Спасибо тебе, Романов.
Как это вы вообще обходитесь без меня, товарищ капитан? — слышал Филитов насмешливый голос. Несмотря на всю свою мудрость, иногда вы ведете себя просто глупо.
Ватутин заметил, как что-то изменилось. Муть исчезла из глаз старого офицера, они снова стали ясными, и измученная спина выпрямилась.
Что поддерживает его? Ненависть? Неужели вы так ненавидите государство за то, что произошло с вашей семьей... или причина в чем-то совершенно ином?
— Скажите мне, — сказал Ватутин. — Скажите, почему вы ненавидите родину?
— Вы ошибаетесь, — ответил Филитов. — Я люблю родину. Я убивал ради нее, проливал ради нее кровь, я горел ради нее. Но я делал все это не ради таких, как вы. — Несмотря на очевидную слабость, в его глазах пылал огонь ненависти. Ватутин даже не шевельнулся — он не поддавался на эмоции.
Я был так близок к успеху, но что-то изменилось. Если мне удастся выяснить причину, Филитов, вы окажетесь у меня в руках! Что-то подсказало Ватутину, что он уже получил все, что ему требовалось. Нужно только узнать, что именно.
Допрос продолжался. Несмотря на то что Филитову удастся успешно противостоять вопросам следователя — и на этот раз, и на следующий, и даже еще в течение нескольких дней, — Ватутин подрывал физическую и эмоциональную силу старого офицера. Это понимали оба — и следователь и арестованный. Всего лишь вопрос времени, разумеется. Однако тут оба ошибались. Они думали, что Ватутин контролирует течение времени, тогда как именно время является хозяином человека и распоряжается им по своему усмотрению.

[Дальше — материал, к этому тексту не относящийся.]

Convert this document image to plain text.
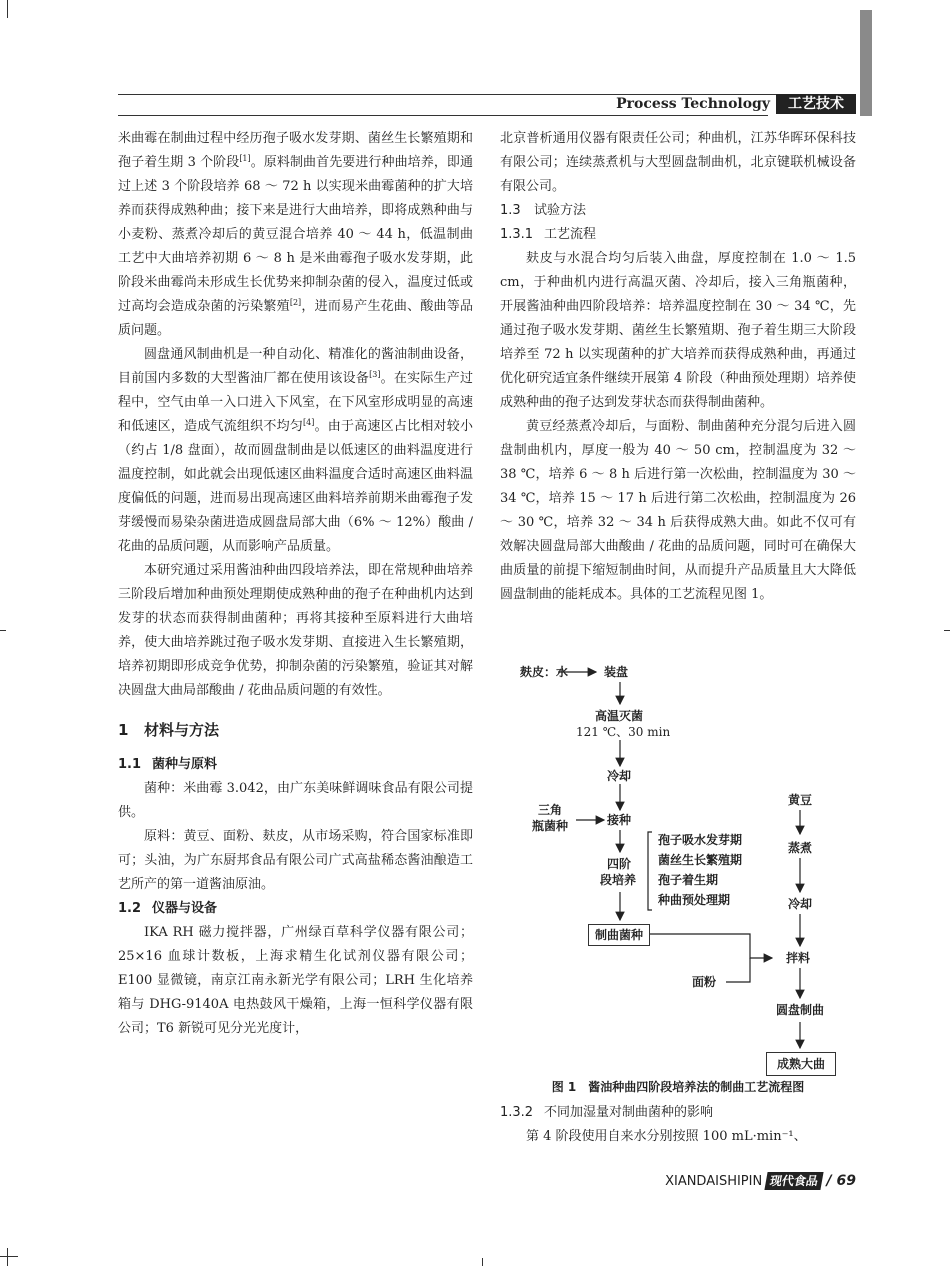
Process Technology	工艺技术

米曲霉在制曲过程中经历孢子吸水发芽期、菌丝生长繁殖期和孢子着生期 3 个阶段[1]。原料制曲首先要进行种曲培养，即通过上述 3 个阶段培养 68 ～ 72 h 以实现米曲霉菌种的扩大培养而获得成熟种曲；接下来是进行大曲培养，即将成熟种曲与小麦粉、蒸煮冷却后的黄豆混合培养 40 ～ 44 h，低温制曲工艺中大曲培养初期 6 ～ 8 h 是米曲霉孢子吸水发芽期，此阶段米曲霉尚未形成生长优势来抑制杂菌的侵入，温度过低或过高均会造成杂菌的污染繁殖[2]，进而易产生花曲、酸曲等品质问题。

圆盘通风制曲机是一种自动化、精准化的酱油制曲设备，目前国内多数的大型酱油厂都在使用该设备[3]。在实际生产过程中，空气由单一入口进入下风室，在下风室形成明显的高速和低速区，造成气流组织不均匀[4]。由于高速区占比相对较小（约占 1/8 盘面），故而圆盘制曲是以低速区的曲料温度进行温度控制，如此就会出现低速区曲料温度合适时高速区曲料温度偏低的问题，进而易出现高速区曲料培养前期米曲霉孢子发芽缓慢而易染杂菌进造成圆盘局部大曲（6% ～ 12%）酸曲 / 花曲的品质问题，从而影响产品质量。

本研究通过采用酱油种曲四段培养法，即在常规种曲培养三阶段后增加种曲预处理期使成熟种曲的孢子在种曲机内达到发芽的状态而获得制曲菌种；再将其接种至原料进行大曲培养，使大曲培养跳过孢子吸水发芽期、直接进入生长繁殖期，培养初期即形成竞争优势，抑制杂菌的污染繁殖，验证其对解决圆盘大曲局部酸曲 / 花曲品质问题的有效性。

1 材料与方法
1.1 菌种与原料

菌种：米曲霉 3.042，由广东美味鲜调味食品有限公司提供。

原料：黄豆、面粉、麸皮，从市场采购，符合国家标准即可；头油，为广东厨邦食品有限公司广式高盐稀态酱油酿造工艺所产的第一道酱油原油。

1.2 仪器与设备

IKA RH 磁力搅拌器，广州绿百草科学仪器有限公司；25×16 血球计数板，上海求精生化试剂仪器有限公司；E100 显微镜，南京江南永新光学有限公司；LRH 生化培养箱与 DHG-9140A 电热鼓风干燥箱，上海一恒科学仪器有限公司；T6 新锐可见分光光度计，

北京普析通用仪器有限责任公司；种曲机，江苏华晖环保科技有限公司；连续蒸煮机与大型圆盘制曲机，北京键联机械设备有限公司。

1.3 试验方法
1.3.1 工艺流程

麸皮与水混合均匀后装入曲盘，厚度控制在 1.0 ～ 1.5 cm，于种曲机内进行高温灭菌、冷却后，接入三角瓶菌种，开展酱油种曲四阶段培养：培养温度控制在 30 ～ 34 ℃，先通过孢子吸水发芽期、菌丝生长繁殖期、孢子着生期三大阶段培养至 72 h 以实现菌种的扩大培养而获得成熟种曲，再通过优化研究适宜条件继续开展第 4 阶段（种曲预处理期）培养使成熟种曲的孢子达到发芽状态而获得制曲菌种。

黄豆经蒸煮冷却后，与面粉、制曲菌种充分混匀后进入圆盘制曲机内，厚度一般为 40 ～ 50 cm，控制温度为 32 ～ 38 ℃，培养 6 ～ 8 h 后进行第一次松曲，控制温度为 30 ～ 34 ℃，培养 15 ～ 17 h 后进行第二次松曲，控制温度为 26 ～ 30 ℃，培养 32 ～ 34 h 后获得成熟大曲。如此不仅可有效解决圆盘局部大曲酸曲 / 花曲的品质问题，同时可在确保大曲质量的前提下缩短制曲时间，从而提升产品质量且大大降低圆盘制曲的能耗成本。具体的工艺流程见图 1。

麸皮：水	装盘
高温灭菌
121 ℃、30 min
冷却
三角
瓶菌种	接种
四阶
段培养
孢子吸水发芽期
菌丝生长繁殖期
孢子着生期
种曲预处理期
制曲菌种
黄豆
蒸煮
冷却
拌料
面粉
圆盘制曲
成熟大曲
图 1　酱油种曲四阶段培养法的制曲工艺流程图
1.3.2 不同加湿量对制曲菌种的影响

第 4 阶段使用自来水分别按照 100 mL·min⁻¹、

XIANDAISHIPIN 现代食品 / 69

Герасимов был удивлен, получив еще одну шифровку «молния» из Америки, на этот раз от Платонова. Она прибыла в виде телеграммы, уведомляя председателя КГБ о том, что дипломатической почтой ему направлена депеша с уровнем секретности «Лично председателю». Это было в высшей степени необычно. Комитет государственной безопасности больше любых других спецслужб мира полагался на одноразовые системы шифровки. Такие коды являлись надежными, они не поддавались расшифровке даже теоретически — если, разумеется, ключ к коду этого дня не попадал в руки противника. Правда, этот канал связи действовал медленно, но он был надежным, а КГБ больше всего стремился к надежности. Однако помимо метода связи существовал и определенный протокол. В каждой крупной резидентуре имеется специальный шифр. У него нет даже своего названия, но им кодируются документы, пересылаемые от резидента лично председателю. Платонов занимал более важный пост, чем даже подозревало ЦРУ, — он был резидентом в Вашингтоне, главой станции.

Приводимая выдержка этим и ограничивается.